In assemblage sculptures, mixed media paintings, and installation elements, she weaves disparate components and techniques into works that add to the illusion of a surreal garage. She repurposes objects within her art practice towards a personal goal of reducing resources consumption. The pieces include beach trash, scraps, salvaged items, and personal effects in order to minimize the use of new materials while playing with juxtapositions and conversations between these objects and more traditional art-making materials.
This installation explores the dual ideas of humanity’s complicated relationship with the natural world and the individual’s complex relationship with family. The messiness of memory lends to a collective forgetting of the human toll upon nature’s ecosystems, and on a micro scale, one can choose to ignore the problematic familial pasts lurking just below the surface. Setting the stage within a home garage-a place that can be a burying ground for unwanted possessions-symbolically layers these macro and micro relations in a surreal reimagining of a place and time that, for Celio, shaped an awareness of how crucial environment is.

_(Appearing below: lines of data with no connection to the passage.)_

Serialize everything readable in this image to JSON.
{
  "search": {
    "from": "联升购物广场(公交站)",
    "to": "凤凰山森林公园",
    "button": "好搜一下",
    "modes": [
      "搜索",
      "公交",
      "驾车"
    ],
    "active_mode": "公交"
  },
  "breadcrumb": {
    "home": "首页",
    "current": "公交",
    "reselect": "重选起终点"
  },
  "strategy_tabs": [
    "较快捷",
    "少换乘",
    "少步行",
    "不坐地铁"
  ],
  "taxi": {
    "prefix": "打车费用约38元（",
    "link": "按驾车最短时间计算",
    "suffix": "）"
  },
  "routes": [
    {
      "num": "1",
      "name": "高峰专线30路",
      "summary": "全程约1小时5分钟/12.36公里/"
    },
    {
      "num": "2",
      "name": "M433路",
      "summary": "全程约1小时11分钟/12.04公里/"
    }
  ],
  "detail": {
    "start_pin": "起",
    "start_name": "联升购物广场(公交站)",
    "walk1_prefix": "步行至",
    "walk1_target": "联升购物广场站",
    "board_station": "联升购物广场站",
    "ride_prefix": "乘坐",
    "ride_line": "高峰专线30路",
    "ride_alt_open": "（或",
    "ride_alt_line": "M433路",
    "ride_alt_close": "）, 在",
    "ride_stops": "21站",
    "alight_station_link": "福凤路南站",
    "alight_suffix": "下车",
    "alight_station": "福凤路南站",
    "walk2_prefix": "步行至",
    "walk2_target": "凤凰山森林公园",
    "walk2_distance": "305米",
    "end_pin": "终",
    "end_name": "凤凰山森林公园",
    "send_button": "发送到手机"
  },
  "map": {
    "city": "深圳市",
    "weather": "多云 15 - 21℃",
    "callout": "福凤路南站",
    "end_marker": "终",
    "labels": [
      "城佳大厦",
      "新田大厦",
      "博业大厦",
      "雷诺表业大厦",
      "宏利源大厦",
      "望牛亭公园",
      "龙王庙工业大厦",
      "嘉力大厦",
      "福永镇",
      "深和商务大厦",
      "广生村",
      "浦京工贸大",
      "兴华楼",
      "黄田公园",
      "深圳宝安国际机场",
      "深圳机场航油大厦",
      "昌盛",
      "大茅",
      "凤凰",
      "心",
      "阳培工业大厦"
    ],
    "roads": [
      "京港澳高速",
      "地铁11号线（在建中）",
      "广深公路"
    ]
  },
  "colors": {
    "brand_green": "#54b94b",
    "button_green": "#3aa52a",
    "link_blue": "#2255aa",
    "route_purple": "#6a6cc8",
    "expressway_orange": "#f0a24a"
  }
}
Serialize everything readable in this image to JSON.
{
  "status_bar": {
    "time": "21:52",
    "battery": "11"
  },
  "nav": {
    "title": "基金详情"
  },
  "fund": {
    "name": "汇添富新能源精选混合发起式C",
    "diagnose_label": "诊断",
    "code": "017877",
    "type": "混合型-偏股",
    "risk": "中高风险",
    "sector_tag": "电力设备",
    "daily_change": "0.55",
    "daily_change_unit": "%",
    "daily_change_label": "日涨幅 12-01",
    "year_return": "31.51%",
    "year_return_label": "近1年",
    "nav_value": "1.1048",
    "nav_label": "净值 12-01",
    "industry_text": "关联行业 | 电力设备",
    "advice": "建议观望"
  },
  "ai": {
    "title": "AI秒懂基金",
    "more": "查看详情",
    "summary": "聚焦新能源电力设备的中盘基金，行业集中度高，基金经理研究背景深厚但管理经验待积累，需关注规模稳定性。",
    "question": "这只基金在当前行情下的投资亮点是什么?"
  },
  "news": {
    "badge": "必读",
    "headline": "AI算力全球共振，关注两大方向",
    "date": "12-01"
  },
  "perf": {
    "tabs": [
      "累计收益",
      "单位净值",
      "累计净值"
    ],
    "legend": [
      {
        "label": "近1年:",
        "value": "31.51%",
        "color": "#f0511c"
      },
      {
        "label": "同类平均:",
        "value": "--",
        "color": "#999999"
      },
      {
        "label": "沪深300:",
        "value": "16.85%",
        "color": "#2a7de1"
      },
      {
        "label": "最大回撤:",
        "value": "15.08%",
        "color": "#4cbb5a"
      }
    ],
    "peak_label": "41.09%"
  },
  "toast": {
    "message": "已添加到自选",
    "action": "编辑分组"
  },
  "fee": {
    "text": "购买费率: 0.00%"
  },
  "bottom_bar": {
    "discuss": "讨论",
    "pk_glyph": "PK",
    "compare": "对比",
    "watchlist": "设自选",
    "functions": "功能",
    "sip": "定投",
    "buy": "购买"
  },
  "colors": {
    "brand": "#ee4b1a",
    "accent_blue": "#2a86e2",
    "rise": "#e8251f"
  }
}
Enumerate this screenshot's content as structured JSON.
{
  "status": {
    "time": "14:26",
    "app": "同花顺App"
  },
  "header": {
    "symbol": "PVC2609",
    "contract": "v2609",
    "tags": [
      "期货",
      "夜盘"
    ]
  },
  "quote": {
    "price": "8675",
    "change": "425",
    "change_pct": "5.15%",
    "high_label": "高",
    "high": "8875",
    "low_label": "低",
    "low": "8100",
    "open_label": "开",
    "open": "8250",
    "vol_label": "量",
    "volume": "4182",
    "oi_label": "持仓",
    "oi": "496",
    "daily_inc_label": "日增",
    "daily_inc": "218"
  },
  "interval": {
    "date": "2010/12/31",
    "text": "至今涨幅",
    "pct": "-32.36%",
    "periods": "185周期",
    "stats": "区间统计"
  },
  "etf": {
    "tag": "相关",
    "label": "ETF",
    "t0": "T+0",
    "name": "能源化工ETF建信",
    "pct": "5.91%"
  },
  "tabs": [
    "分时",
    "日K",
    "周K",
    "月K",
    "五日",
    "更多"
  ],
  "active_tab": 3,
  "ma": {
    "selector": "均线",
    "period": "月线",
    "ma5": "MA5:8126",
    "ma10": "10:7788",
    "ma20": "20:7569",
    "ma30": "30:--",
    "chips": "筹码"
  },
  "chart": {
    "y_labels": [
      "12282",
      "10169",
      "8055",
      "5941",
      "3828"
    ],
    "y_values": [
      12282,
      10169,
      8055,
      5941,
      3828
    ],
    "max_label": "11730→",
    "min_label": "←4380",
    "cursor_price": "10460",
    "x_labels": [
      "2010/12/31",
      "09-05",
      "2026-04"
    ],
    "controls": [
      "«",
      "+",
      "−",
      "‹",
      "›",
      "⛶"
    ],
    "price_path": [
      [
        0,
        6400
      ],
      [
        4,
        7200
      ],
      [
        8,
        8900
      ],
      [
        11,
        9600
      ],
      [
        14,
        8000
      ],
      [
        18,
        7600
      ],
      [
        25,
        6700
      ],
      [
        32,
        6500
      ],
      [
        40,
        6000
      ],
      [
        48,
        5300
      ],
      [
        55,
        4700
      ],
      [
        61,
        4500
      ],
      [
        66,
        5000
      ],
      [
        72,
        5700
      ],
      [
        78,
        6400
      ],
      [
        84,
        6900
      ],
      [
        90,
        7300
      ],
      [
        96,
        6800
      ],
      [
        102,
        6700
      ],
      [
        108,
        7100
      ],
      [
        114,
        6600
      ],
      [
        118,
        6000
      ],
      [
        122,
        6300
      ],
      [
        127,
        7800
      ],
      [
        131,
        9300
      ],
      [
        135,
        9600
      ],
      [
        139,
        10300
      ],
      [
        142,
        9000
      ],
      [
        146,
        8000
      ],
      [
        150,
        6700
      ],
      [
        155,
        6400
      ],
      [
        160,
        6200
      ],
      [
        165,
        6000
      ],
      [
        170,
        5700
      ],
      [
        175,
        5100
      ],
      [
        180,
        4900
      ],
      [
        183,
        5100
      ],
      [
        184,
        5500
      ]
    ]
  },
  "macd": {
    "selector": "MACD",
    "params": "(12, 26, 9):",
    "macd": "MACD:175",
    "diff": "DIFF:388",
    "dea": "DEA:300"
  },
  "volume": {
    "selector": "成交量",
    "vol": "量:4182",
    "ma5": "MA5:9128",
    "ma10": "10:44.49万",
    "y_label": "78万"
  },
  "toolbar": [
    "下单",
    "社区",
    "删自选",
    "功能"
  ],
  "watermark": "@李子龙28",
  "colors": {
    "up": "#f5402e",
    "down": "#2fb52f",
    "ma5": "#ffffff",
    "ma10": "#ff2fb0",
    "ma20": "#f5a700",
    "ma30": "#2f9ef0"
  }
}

Jennifer Celio’s work has been exhibited in solo exhibitions at Cristinerose Gallery and Kathleen Cullen Fine Arts in New York City; Haphazard Gallery and the Creative Artists’ Agency in Los Angeles, CA; La Estacion Gallery in Chihuahua, Mexico; romo gallery in Atlanta, GA; Bandini Art in Culver City, CA; California State University Dominguez Hills in Carson, CA; Moorpark College in Moorpark, CA; and Phantom Galleries in Long Beach, CA. Her drawings represented the Southern California region in the 2015 biennial at the National Museum of Women in the Arts in Washington, DC. Her work has also been in group exhibits in New York, Los Angeles, San Francisco, Atlanta and Houston; and Berlin, London, Mexico, Colombia, Greece, Istanbul, and Canada; and in other museum exhibits in San Francisco, Long Beach, Laguna Beach, and Indianapolis, IN. She is the recipient of individual artist grants from the Pollock-Krasner Foundation (2012) and The City of Los Angeles Individual Artist Fellowship (2014.) She has received residencies from Yaddo (N.Y.), Soulangh Cultural Center (Taiwan), and the Long Beach Museum of Art (CA.) She has a B.F.A. from Cal State Fullerton (1996.)
Her interdisciplinary artwork has received critical review in such publications as The Los Angeles Times, LA Weekly, Art Papers, The Wall Street Journal, The Washington Post, Art Ltd. Magazine, Artillery Magazine, Juxtapoz Magazine, Fabrik Magazine, Beautiful/Decay, The Huffington Post, Flavorpill, and The Atlanta Journal-Constitution.
NOTE: Masks are required inside the gallery. If you are vaccinated, you may remove your mask in the backyard reception area. Thank you!